> # Summarize Nike Reviews

In this notebook, our objective is to import customer reviews obtained through web scraping and subsequently generate a comprehensive CSV report summarizing pertinent information pertaining to the specified Nike product.

To achieve this, we will create a function named `summarize()` with the following functionalities:

1. Accept as a parameter the path to a csv file created by the first Notebook


2. Create a 1-page pdf file that includes a summary of all the reviews in the csv.

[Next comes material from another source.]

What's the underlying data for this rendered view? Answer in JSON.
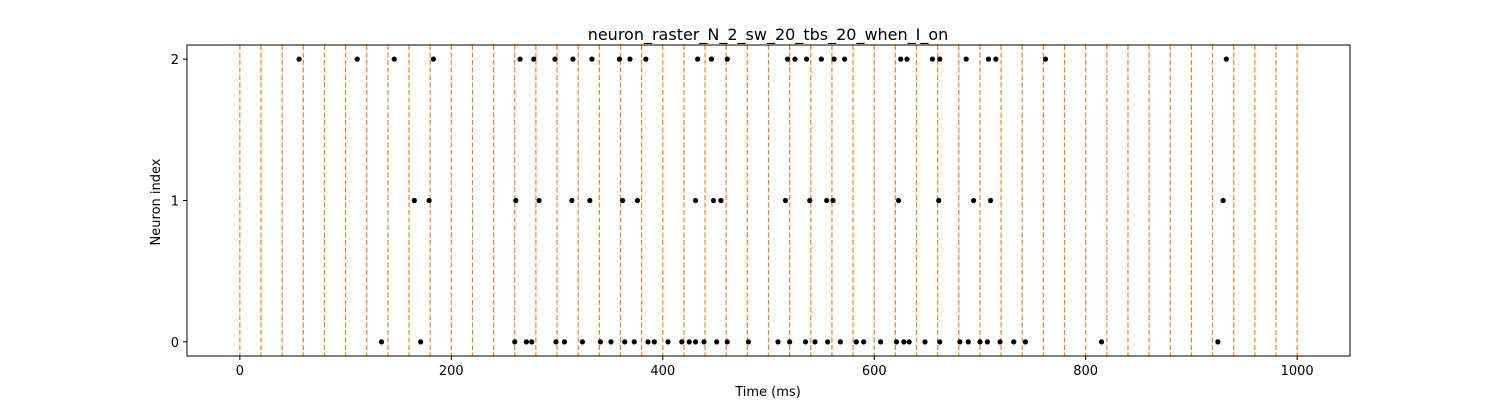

3. The nature of the summary is entirely free
    - It can be text-based, visual-based, or a combination of both
    - We should define what is important enough to be included in the summary.
    - We will focus on creating a summary that would be the most informative for customers.
    - The creation of the pdf should be done through the notebook with the use of every Python-based library we want. 


**Import Libraries**

In [1]:
#import libraries
from functions.summary_functions import *

**Create Function to summarize the reviews**

In [2]:
def summarize(path_csv_file):
    """
    Input: 
    A query  containing the path of the CSV file containing the reviews

    Function: 
    Importing the csv file from the current path, analyzing the reviews and create a Summary
    
    Output:
    A PDF file, containg a Summary of product's reviews
    
    """
    
    #import csv
    reviews_eng = pd.read_csv(path_csv_file)
    
    """
    1. At first, we make a correction of dates, due to greek-text in months
    """
    print('1. At first, we make a correction of dates, due to greek-text in months')
    
    #correction of dates
    reviews_eng = date_correction(reviews_eng)
    
    print('Done')
    
    """
    2. Next, we will do a text analysis in order to find the frequencies of each word of all the reviews
    """
    print('2. Next, we will do a text analysis in order to find the frequencies of each word of all the reviews')
    
    #define 
    nlp = spacy.load("en_core_web_lg")
    
    #find frequencies
    freq = find_freq(reviews_eng)
    
    print('Done')
    
    """
    3. After, we are going to do Aspect Mining of all the reviews using the Network Analysis method

    """
    print('3. After, we are going to do Aspect Mining of all the reviews using the Network Analysis method')
      
    #Use network analysis to group and extract semantically similar aspects
    aspects = get_aspects_from_undirected_graphs(freq,nx.algorithms.components.connected_components,0.8)
    
    print('Done')
    
    """
    4. Following, we will do Opinion Mining
    """
    print('4. Following, we will do Opinion Mining')
       
    #extract opinons
    opinions = get_opinions(reviews_eng.content, aspects)
    
    print('Done')
    
    """
    5. Next, we are going to find the positive and the negative aspects
    """
    print('5. Next, we are going to find the positive and the negative aspects')
    
    #classify aspects into positives and negatives
    positive_aspects, negative_aspects = classification_of_aspects(aspects,opinions)
    
    print('Done')
    
    """
    6. Following, we will classify the reviews into positive and negative based on rating
    """
    print('6. Following, we will classify the reviews into positive and negative based on rating')
    
    #apply function for classification
    reviews_eng['classif'] = reviews_eng['rating'].apply(classify)
    
    print('Done')
    
    """
    7. We will start the reporting process
    """
    print('7. We will start the reporting process')
        
    #add year, month and month names into reviews df and create a yearly df
    reviews_eng, reviews_eng_yearly = manipulate_df(reviews_eng)
    
    print('Done')
    
    """
    8. Plots
    """
    print('8. Plots')
    
    """
    8.1. Wordcloud
    """
    print('8.1. Wordcloud')
    
    #run function to create a wordcloud img    
    _ = wordcloud(freq)
    
    print('Done')
    
    """
    8.2. Barplot-lineplot-> Basic graph with two y axis
    
    """
    print('8.2. Barplot-lineplot-> Basic graph with two y axis')
    
    #run function for basic chart
    _ = basic_graph(reviews_eng_yearly)
    
    print('Done')
    
    """
    9. Create the pdf including all the summaries regarding reviews
    """
    print('9. Create the pdf including all the summaries regarding reviews') 
    
    _ = create_and_export_pdf(reviews_eng,positive_aspects,negative_aspects)
    
    print('Done')
    print(' ')
    
    return print(colored('Summary PDF has been successfully created and exported', 'green'))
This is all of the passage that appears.